The first was told to me by a male technician. (This proves that it is not just me that notices these things.) He set up the story by saying that it involved a lady who “was under the impression that the shirt she was wearing was a dress.”
She brought in a new kitten. She said it was 6 months old at registration. When he got it out of the carrier it appeared younger so he asked her if she was sure on the age. She said that she was because it had been born in May. It was August at the time. (Go ahead, do the math. Count on your fingers. Recheck it a few times. I’ll wait.)
Unless the kitten had gone off time traveling for a bit in July, it was 3 months old. This matters because 3 month olds and 6 month olds do not receive the same vaccinations. It was the size of a 3 month old and had the baby teeth that a 3 month old would have. He pointed this out. She insisted it was born in May and was 6 months old.
He went and got the doctor. He told her the trouble and she checked. It was 3 months old. The owner insisted it was 6 months. Finally the owner’s friend, who had been quiet up to this point, turned to her friend and yelled, “I TOLD YOU that you need to quit smoking so much weed! It is messing with your brain!”
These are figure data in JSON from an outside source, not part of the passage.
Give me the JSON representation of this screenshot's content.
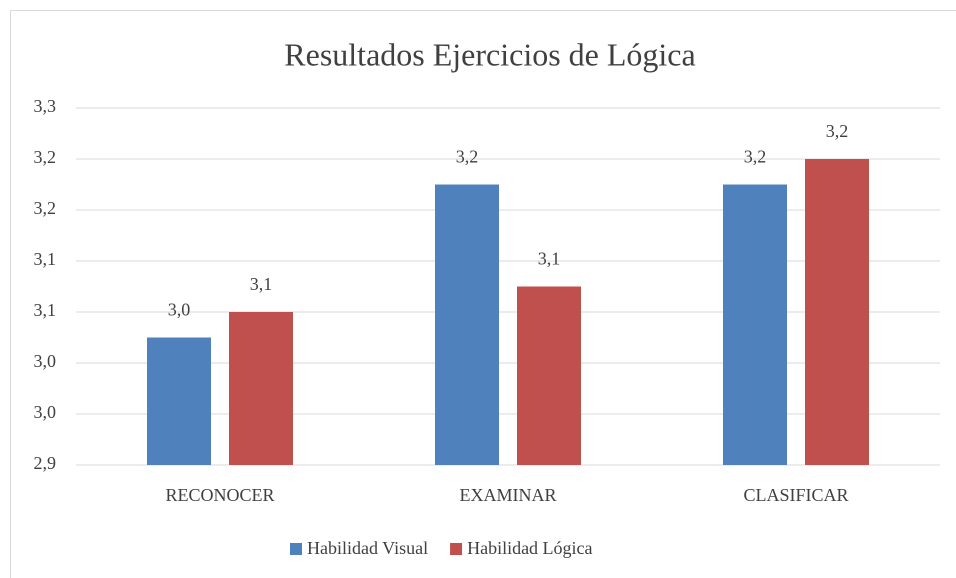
{
  "chart_data": {
    "type": "bar",
    "title": "Resultados Ejercicios de Lógica",
    "categories": [
      "RECONOCER",
      "EXAMINAR",
      "CLASIFICAR"
    ],
    "series": [
      {
        "name": "Habilidad Visual",
        "color": "#4f81bd",
        "values": [
          3.025,
          3.175,
          3.175
        ],
        "value_labels": [
          "3,0",
          "3,2",
          "3,2"
        ]
      },
      {
        "name": "Habilidad Lógica",
        "color": "#c0504d",
        "values": [
          3.05,
          3.075,
          3.2
        ],
        "value_labels": [
          "3,1",
          "3,1",
          "3,2"
        ]
      }
    ],
    "ylim": [
      2.9,
      3.25
    ],
    "yticks": [
      {
        "value": 2.9,
        "label": "2,9"
      },
      {
        "value": 2.95,
        "label": "3,0"
      },
      {
        "value": 3.0,
        "label": "3,0"
      },
      {
        "value": 3.05,
        "label": "3,1"
      },
      {
        "value": 3.1,
        "label": "3,1"
      },
      {
        "value": 3.15,
        "label": "3,2"
      },
      {
        "value": 3.2,
        "label": "3,2"
      },
      {
        "value": 3.25,
        "label": "3,3"
      }
    ],
    "grid": true,
    "legend": "bottom"
  }
}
I had a client, who fussed with her clothes continuously because she was seconds away from a wardrobe malfunction at any given time, bring in two kittens. She said they were sisters. She had had one for a few weeks and then she went back to the same place a few days ago and got the other. The new kitten was 1 pound smaller than the first kitten. The new kitten was very skinny but that wouldn’t explain the size difference entirely. They looked like there was about a month difference in ages. I asked her, “Are you sure these girls are littermates?”
She replied in a sad voice, “Yes, I just got the second one and I haven’t had time to set up a second litter box.”